A primeira reforma, que contemplou a construção de uma quadra nova, ocorreu em 2015, custando R$ 700 mil aos cofres da prefeitura, promoveu diversas melhorias. As pastilhas azuis que estavam caindo em frente a escola (foto destaque) e colocavam em risco as crianças, foram substituídas. Os problemas não param por aí, muitos vidros das janelas da instituição se quebravam por serem muito finos. Na conta final, pisos foram trocados em 2 mil metros quadrados na instituição, 190 janelas serão modificadas além de 35 portas.

No meio do ano passado, uma nova licitação ao valor de R$ 400 mil modificou todo o telhado do vão central da escola. A área possui grande circulação de crianças durante o ano letivo.

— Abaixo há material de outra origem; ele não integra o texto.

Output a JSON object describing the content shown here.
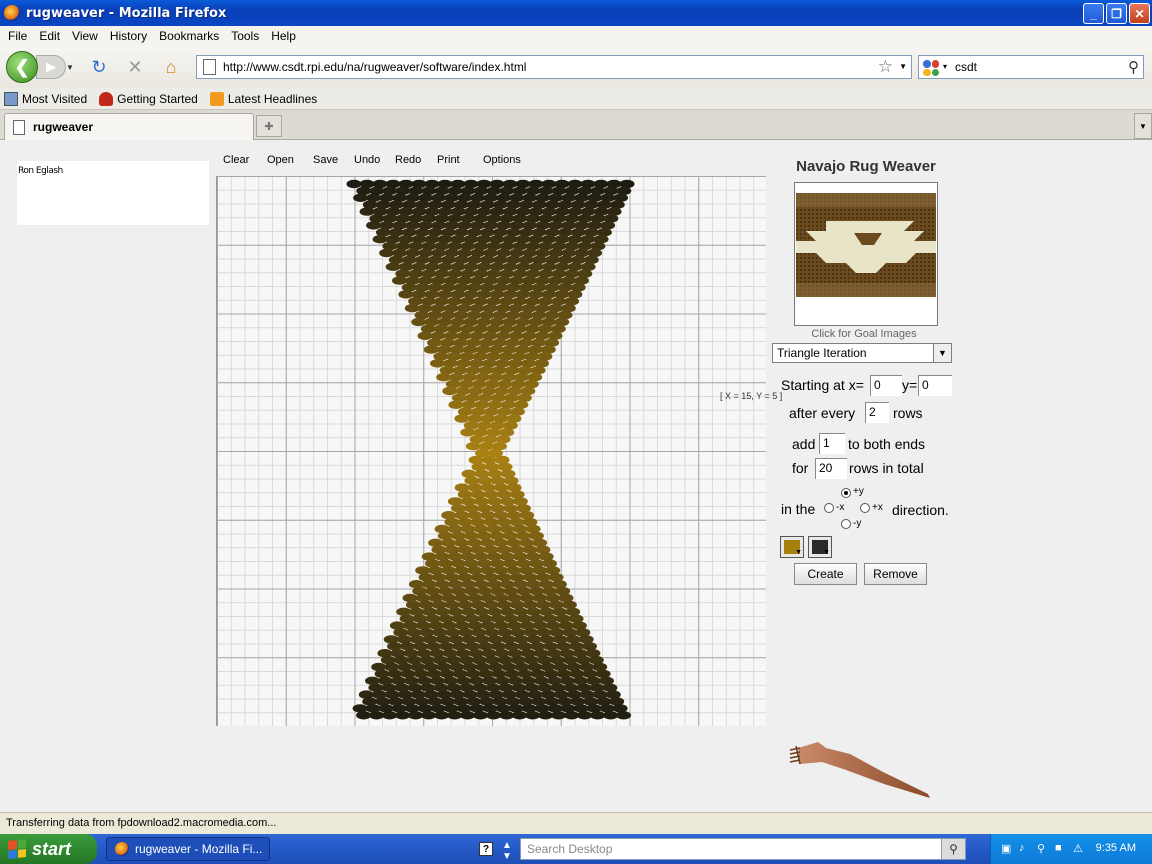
{
  "window": {
    "title": "rugweaver - Mozilla Firefox"
  },
  "menu": [
    "File",
    "Edit",
    "View",
    "History",
    "Bookmarks",
    "Tools",
    "Help"
  ],
  "address": {
    "url": "http://www.csdt.rpi.edu/na/rugweaver/software/index.html"
  },
  "search": {
    "value": "csdt"
  },
  "bookmarks": [
    "Most Visited",
    "Getting Started",
    "Latest Headlines"
  ],
  "tab": {
    "title": "rugweaver"
  },
  "app": {
    "author": "Ron Eglash",
    "toolbar": [
      "Clear",
      "Open",
      "Save",
      "Undo",
      "Redo",
      "Print",
      "Options"
    ],
    "coord_readout": "[ X = 15, Y = 5 ]",
    "title": "Navajo Rug Weaver",
    "goal_caption": "Click for Goal Images",
    "mode": "Triangle Iteration",
    "form": {
      "starting_at_x": "Starting at x=",
      "x_value": "0",
      "y_label": "y=",
      "y_value": "0",
      "after_every": "after every",
      "every_value": "2",
      "rows": "rows",
      "add": "add",
      "add_value": "1",
      "to_both_ends": "to both ends",
      "for": "for",
      "for_value": "20",
      "rows_in_total": "rows in total",
      "in_the": "in the",
      "direction": "direction.",
      "dir_plus_y": "+y",
      "dir_minus_x": "-x",
      "dir_plus_x": "+x",
      "dir_minus_y": "-y",
      "selected_direction": "+y"
    },
    "colors": {
      "primary": "#a5800f",
      "secondary": "#2a2a2a"
    },
    "buttons": {
      "create": "Create",
      "remove": "Remove"
    }
  },
  "status": "Transferring data from fpdownload2.macromedia.com...",
  "taskbar": {
    "start": "start",
    "task": "rugweaver - Mozilla Fi...",
    "search_placeholder": "Search Desktop",
    "clock": "9:35 AM"
  }
}
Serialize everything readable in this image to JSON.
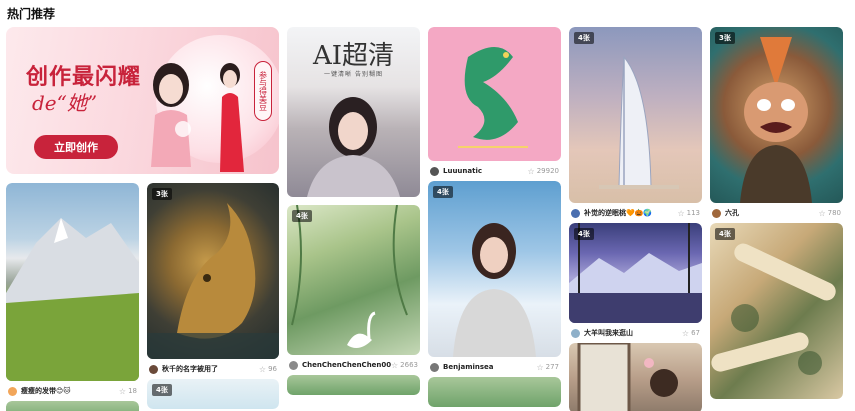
{
  "section": {
    "title": "热门推荐"
  },
  "banner": {
    "title_line1": "创作最闪耀",
    "title_line2": "de“她”",
    "tag": "参与得美豆",
    "cta_label": "立即创作"
  },
  "ai_card": {
    "title": "AI超清",
    "subtitle": "一键清晰  告别糊图"
  },
  "cards": [
    {
      "id": "mountain",
      "badge": "",
      "user": "瘦瘦的发带😊🐱",
      "count": "18"
    },
    {
      "id": "golden-dragon",
      "badge": "3张",
      "user": "秋千的名字被用了",
      "count": "96"
    },
    {
      "id": "ai-girl",
      "badge": "",
      "user": "",
      "count": ""
    },
    {
      "id": "willow-swan",
      "badge": "4张",
      "user": "ChenChenChenChen00",
      "count": "2663"
    },
    {
      "id": "green-dragon",
      "badge": "",
      "user": "Luuunatic",
      "count": "29920"
    },
    {
      "id": "snow-girl",
      "badge": "4张",
      "user": "Benjaminsea",
      "count": "277"
    },
    {
      "id": "tower",
      "badge": "4张",
      "user": "补觉的逆眠桃🧡🎃🌍",
      "count": "113"
    },
    {
      "id": "lake",
      "badge": "4张",
      "user": "大羊叫我来逛山",
      "count": "67"
    },
    {
      "id": "window",
      "badge": "",
      "user": "",
      "count": ""
    },
    {
      "id": "cartoon",
      "badge": "3张",
      "user": "六孔",
      "count": "780"
    },
    {
      "id": "scroll",
      "badge": "4张",
      "user": "",
      "count": ""
    },
    {
      "id": "bottom-left",
      "badge": "",
      "user": "",
      "count": ""
    },
    {
      "id": "bottom-mid",
      "badge": "4张",
      "user": "",
      "count": ""
    },
    {
      "id": "bottom-willow",
      "badge": "",
      "user": "",
      "count": ""
    }
  ],
  "colors": {
    "brand": "#c8233b",
    "badge_bg": "rgba(0,0,0,0.55)"
  },
  "icons": {
    "like": "star-icon"
  }
}
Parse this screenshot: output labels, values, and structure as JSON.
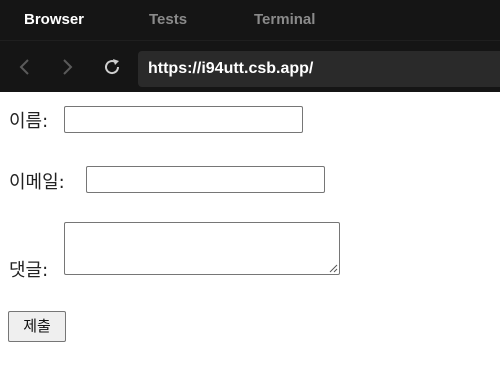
{
  "tabs": [
    {
      "label": "Browser",
      "active": true
    },
    {
      "label": "Tests",
      "active": false
    },
    {
      "label": "Terminal",
      "active": false
    }
  ],
  "nav": {
    "back_icon": "chevron-left-icon",
    "forward_icon": "chevron-right-icon",
    "reload_icon": "reload-icon",
    "url": "https://i94utt.csb.app/"
  },
  "form": {
    "name_label": "이름:",
    "name_value": "",
    "email_label": "이메일:",
    "email_value": "",
    "comment_label": "댓글:",
    "comment_value": "",
    "submit_label": "제출"
  },
  "colors": {
    "chrome_bg": "#151515",
    "url_bg": "#2a2a2a",
    "active_tab": "#ffffff",
    "inactive_tab": "#8a8a8a"
  }
}
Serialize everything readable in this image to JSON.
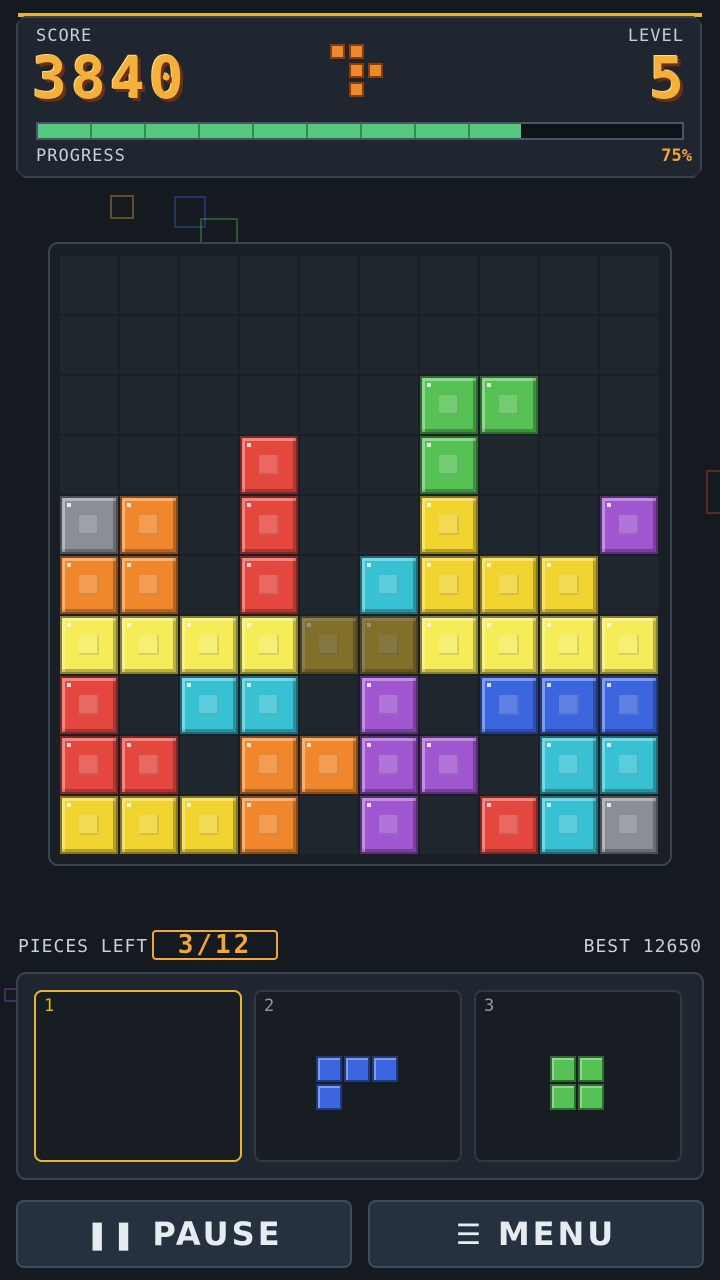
{
  "header": {
    "score_label": "SCORE",
    "score_value": "3840",
    "level_label": "LEVEL",
    "level_value": "5",
    "progress_label": "PROGRESS",
    "progress_percent": 75,
    "progress_text": "75%"
  },
  "colors": {
    "red": "#e5473f",
    "orange": "#f1872d",
    "yellow": "#f2d431",
    "yellow_bright": "#f5ec57",
    "green": "#56c255",
    "cyan": "#37c1d3",
    "blue": "#3c66df",
    "purple": "#a056d0",
    "gray": "#8a8f96",
    "accent": "#e8b531"
  },
  "board": {
    "rows": 10,
    "cols": 10,
    "grid": [
      [
        "",
        "",
        "",
        "",
        "",
        "",
        "",
        "",
        "",
        ""
      ],
      [
        "",
        "",
        "",
        "",
        "",
        "",
        "",
        "",
        "",
        ""
      ],
      [
        "",
        "",
        "",
        "",
        "",
        "",
        "green",
        "green",
        "",
        ""
      ],
      [
        "",
        "",
        "",
        "red",
        "",
        "",
        "green",
        "",
        "",
        ""
      ],
      [
        "gray",
        "orange",
        "",
        "red",
        "",
        "",
        "yellow",
        "",
        "",
        "purple"
      ],
      [
        "orange",
        "orange",
        "",
        "red",
        "",
        "cyan",
        "yellow",
        "yellow",
        "yellow",
        ""
      ],
      [
        "yellow_bright",
        "yellow_bright",
        "yellow_bright",
        "yellow_bright",
        "ghost",
        "ghost",
        "yellow_bright",
        "yellow_bright",
        "yellow_bright",
        "yellow_bright"
      ],
      [
        "red",
        "",
        "cyan",
        "cyan",
        "",
        "purple",
        "",
        "blue",
        "blue",
        "blue"
      ],
      [
        "red",
        "red",
        "",
        "orange",
        "orange",
        "purple",
        "purple",
        "",
        "cyan",
        "cyan"
      ],
      [
        "yellow",
        "yellow",
        "yellow",
        "orange",
        "",
        "purple",
        "",
        "red",
        "cyan",
        "gray"
      ]
    ]
  },
  "footer": {
    "pieces_left_label": "PIECES LEFT",
    "pieces_left_value": "3/12",
    "best_label": "BEST 12650"
  },
  "tray": {
    "slots": [
      {
        "number": "1",
        "selected": true,
        "color": "",
        "cells": []
      },
      {
        "number": "2",
        "selected": false,
        "color": "blue",
        "cells": [
          [
            0,
            0
          ],
          [
            1,
            0
          ],
          [
            2,
            0
          ],
          [
            0,
            1
          ]
        ]
      },
      {
        "number": "3",
        "selected": false,
        "color": "green",
        "cells": [
          [
            0,
            0
          ],
          [
            1,
            0
          ],
          [
            0,
            1
          ],
          [
            1,
            1
          ]
        ]
      }
    ]
  },
  "buttons": {
    "pause_label": "PAUSE",
    "menu_label": "MENU",
    "pause_icon": "pause-icon",
    "menu_icon": "hamburger-menu-icon"
  }
}
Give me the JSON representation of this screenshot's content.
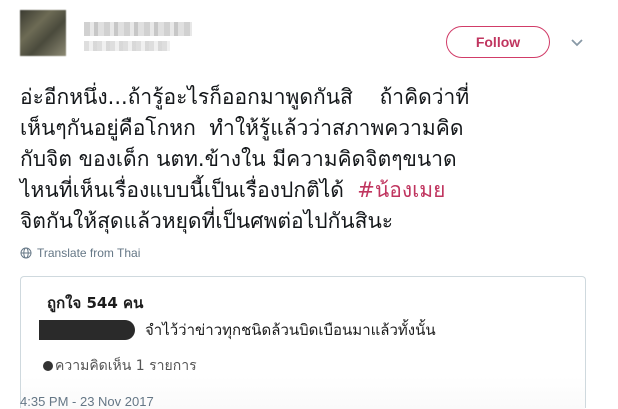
{
  "header": {
    "follow_label": "Follow"
  },
  "tweet": {
    "text_lines": [
      "อ่ะอีกหนึ่ง...ถ้ารู้อะไรก็ออกมาพูดกันสิ    ถ้าคิดว่าที่",
      "เห็นๆกันอยู่คือโกหก  ทำให้รู้แล้วว่าสภาพความคิด",
      "กับจิต ของเด็ก นตท.ข้างใน มีความคิดจิตๆขนาด",
      "ไหนที่เห็นเรื่องแบบนี้เป็นเรื่องปกติได้  "
    ],
    "hashtag": "#น้องเมย",
    "last_line": "จิตกันให้สุดแล้วหยุดที่เป็นศพต่อไปกันสินะ",
    "translate_label": "Translate from Thai",
    "timestamp": "4:35 PM - 23 Nov 2017"
  },
  "embedded_card": {
    "likes": "ถูกใจ 544 คน",
    "comment_text": "จำไว้ว่าข่าวทุกชนิดล้วนบิดเบือนมาแล้วทั้งนั้น",
    "comments_count": "ความคิดเห็น 1 รายการ"
  },
  "colors": {
    "accent": "#c0355f",
    "text": "#14171a",
    "muted": "#657786",
    "border": "#cfd9de"
  }
}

O diretor afirmou que a unidade está sem água e é necessária uma revisão completa do encanamento. Técnicos da prefeitura tem vistoriado a instituição, porém eles não entendem da área de encanamento, garantiu o diretor que também relatou que seria necessária uma limpeza na caixa d’água.

PARA O ANO LETIVO

Tradicionalmente, a prefeitura realiza uma dedetização da escola, coisa que ainda não ocorreu e baratas circulam livremente pela cozinha. Segundo a escola, a merenda para atender os alunos, não foi recebida. Apenas algumas frutas chegaram nesta terça-feira (7).